Postado em 16 dEurope/London maio dEurope/London 2009

Fonte: Paulo Henrique Amorim

Os tucanos quer em desmoralizar e desestabilizar a maior empresa brasileira para servir a seus patrões: os privatizadores. Fernando Henrique abriu a exploração aos grupos estrangeiros na esperança de destruir a Petrobrás e vendê-la.
Fernando Henrique era a favor da privatização da Petrobrás.

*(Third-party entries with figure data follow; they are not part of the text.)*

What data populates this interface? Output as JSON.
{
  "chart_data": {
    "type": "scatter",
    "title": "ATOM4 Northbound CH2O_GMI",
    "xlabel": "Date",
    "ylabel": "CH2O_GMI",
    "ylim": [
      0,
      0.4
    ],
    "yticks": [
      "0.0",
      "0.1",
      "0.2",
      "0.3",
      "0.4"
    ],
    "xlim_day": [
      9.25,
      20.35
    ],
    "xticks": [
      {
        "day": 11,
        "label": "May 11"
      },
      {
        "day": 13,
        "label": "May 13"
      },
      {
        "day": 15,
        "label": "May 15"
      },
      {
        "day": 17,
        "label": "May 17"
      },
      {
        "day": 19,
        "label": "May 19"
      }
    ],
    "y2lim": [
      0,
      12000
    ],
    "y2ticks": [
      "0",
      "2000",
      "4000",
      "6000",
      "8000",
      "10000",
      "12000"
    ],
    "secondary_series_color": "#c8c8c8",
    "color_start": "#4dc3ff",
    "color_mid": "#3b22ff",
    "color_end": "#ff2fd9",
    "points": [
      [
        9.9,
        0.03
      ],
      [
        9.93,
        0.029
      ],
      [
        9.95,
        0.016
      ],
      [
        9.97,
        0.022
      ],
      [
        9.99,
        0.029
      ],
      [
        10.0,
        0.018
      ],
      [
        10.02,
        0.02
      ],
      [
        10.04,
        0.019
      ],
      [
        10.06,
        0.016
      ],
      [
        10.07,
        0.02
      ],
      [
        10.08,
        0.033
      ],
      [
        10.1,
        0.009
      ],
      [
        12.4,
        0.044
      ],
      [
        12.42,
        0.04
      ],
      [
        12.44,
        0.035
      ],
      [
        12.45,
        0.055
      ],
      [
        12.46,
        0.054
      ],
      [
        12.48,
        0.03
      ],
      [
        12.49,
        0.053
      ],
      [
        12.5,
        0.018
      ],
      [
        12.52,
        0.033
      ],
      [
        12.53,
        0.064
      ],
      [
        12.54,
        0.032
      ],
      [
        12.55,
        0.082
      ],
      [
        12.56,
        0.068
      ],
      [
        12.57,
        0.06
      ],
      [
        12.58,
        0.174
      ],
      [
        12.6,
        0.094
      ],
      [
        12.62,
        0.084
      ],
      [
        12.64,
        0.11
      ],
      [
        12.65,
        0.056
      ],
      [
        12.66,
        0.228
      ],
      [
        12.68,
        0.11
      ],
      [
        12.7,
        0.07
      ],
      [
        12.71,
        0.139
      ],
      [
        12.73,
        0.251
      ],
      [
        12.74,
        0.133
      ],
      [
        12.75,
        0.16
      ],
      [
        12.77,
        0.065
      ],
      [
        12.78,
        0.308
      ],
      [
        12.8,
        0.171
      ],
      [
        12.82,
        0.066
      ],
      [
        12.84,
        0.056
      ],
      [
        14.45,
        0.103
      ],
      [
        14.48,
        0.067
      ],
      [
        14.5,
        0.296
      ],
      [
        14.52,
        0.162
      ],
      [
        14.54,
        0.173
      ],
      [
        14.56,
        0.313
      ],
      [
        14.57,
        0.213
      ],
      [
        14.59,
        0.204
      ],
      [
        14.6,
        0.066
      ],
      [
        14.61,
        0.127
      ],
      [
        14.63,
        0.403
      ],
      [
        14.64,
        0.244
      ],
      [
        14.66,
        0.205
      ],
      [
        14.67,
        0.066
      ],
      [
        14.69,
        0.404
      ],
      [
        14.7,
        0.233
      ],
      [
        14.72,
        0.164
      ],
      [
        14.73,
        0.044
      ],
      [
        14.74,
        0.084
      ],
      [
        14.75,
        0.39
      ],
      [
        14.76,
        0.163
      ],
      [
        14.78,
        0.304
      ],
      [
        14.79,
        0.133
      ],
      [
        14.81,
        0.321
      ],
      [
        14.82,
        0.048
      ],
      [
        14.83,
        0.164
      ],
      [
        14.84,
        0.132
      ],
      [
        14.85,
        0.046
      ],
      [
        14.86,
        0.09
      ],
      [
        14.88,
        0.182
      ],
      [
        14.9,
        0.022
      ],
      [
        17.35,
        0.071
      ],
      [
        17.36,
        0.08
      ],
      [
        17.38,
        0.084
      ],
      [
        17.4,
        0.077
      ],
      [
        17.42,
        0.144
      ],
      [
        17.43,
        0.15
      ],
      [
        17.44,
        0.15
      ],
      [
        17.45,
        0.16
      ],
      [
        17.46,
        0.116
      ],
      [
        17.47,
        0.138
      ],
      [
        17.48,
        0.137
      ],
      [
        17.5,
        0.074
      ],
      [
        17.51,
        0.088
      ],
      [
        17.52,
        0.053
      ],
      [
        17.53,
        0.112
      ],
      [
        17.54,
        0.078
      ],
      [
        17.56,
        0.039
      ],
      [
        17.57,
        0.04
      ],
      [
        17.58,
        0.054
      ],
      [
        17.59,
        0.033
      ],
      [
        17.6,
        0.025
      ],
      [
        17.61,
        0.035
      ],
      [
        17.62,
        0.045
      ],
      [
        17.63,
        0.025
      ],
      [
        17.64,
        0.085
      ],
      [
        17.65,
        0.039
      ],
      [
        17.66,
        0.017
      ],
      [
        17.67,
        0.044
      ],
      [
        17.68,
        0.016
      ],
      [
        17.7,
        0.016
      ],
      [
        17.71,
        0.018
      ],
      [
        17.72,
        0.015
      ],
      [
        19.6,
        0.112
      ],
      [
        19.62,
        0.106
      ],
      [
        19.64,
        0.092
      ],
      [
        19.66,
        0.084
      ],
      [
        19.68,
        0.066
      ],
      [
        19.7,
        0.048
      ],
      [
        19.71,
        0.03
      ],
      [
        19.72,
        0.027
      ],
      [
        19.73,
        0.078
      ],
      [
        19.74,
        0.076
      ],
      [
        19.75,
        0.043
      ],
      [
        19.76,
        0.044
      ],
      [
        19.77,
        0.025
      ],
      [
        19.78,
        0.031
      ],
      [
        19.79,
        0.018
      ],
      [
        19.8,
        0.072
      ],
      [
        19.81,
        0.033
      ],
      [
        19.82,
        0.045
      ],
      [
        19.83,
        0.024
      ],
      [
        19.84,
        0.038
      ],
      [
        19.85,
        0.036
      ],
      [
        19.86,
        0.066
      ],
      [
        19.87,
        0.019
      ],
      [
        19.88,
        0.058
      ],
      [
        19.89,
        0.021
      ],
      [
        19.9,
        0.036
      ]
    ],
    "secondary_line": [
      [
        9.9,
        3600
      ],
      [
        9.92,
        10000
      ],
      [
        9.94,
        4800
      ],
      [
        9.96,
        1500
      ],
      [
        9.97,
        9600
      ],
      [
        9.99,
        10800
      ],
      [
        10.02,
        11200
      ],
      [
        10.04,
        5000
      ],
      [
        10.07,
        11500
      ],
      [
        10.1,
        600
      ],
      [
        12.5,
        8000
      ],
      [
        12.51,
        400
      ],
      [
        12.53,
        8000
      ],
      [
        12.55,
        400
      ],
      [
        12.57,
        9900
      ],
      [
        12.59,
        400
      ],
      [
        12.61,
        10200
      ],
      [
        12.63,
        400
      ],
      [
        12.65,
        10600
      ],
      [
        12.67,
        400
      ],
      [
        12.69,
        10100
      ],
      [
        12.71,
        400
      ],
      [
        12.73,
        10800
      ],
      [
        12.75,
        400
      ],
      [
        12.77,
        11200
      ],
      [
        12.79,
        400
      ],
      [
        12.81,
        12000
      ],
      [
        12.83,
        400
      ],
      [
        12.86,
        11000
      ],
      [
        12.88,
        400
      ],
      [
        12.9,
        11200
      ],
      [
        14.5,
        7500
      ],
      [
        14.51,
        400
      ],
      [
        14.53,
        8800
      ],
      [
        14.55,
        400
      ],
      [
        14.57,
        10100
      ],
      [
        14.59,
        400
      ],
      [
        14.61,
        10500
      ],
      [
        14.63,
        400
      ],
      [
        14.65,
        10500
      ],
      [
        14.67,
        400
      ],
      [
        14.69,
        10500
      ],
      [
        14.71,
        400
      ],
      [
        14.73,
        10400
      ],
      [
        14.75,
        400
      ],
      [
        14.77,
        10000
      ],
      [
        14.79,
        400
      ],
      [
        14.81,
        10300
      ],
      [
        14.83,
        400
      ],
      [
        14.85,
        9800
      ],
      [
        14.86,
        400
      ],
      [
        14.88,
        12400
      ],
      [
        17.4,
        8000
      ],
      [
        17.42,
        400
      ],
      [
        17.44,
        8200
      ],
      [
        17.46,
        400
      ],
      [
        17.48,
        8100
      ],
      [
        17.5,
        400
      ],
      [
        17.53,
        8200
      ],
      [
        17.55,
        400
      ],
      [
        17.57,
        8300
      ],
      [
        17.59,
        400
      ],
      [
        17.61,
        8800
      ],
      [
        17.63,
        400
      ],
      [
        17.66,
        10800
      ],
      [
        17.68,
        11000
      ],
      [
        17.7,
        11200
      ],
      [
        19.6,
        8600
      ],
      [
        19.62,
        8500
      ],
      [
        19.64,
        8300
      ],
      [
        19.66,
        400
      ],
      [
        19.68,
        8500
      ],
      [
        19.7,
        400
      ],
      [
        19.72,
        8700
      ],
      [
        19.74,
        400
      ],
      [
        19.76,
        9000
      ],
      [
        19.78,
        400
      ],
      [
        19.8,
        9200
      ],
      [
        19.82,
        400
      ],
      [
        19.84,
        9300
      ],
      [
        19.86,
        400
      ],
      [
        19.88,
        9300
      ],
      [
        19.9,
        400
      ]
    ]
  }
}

Ele e aquele que ele chama de “brilhante”, Daniel Dantas.

Daniel Dantas recebeu de Antonio Carlos Magalhães a incumbência de estudar a privatização da Petrobrás como forma de o PFL contribuir com o governo que se iniciava, o de Fernando Henrique Cardoso.

Como primeiro passo do marketing de privatização da Petrobrás, os cérebros que cercavam Fernando Henrique iam mudar o nome da empresa para “Petrobrax”, marca evidentemente mais globalizada… O sufixo “brás” provocava comichão em Fernando Henrique, que, em entrevista à Revista Piauí, qualificou a solenidade do 7 de Setembro de “uma palhaçada” (ele deve comemorar o 4, o 9 ou o 14 de Julho, em silêncio). Leia o resto do artigo »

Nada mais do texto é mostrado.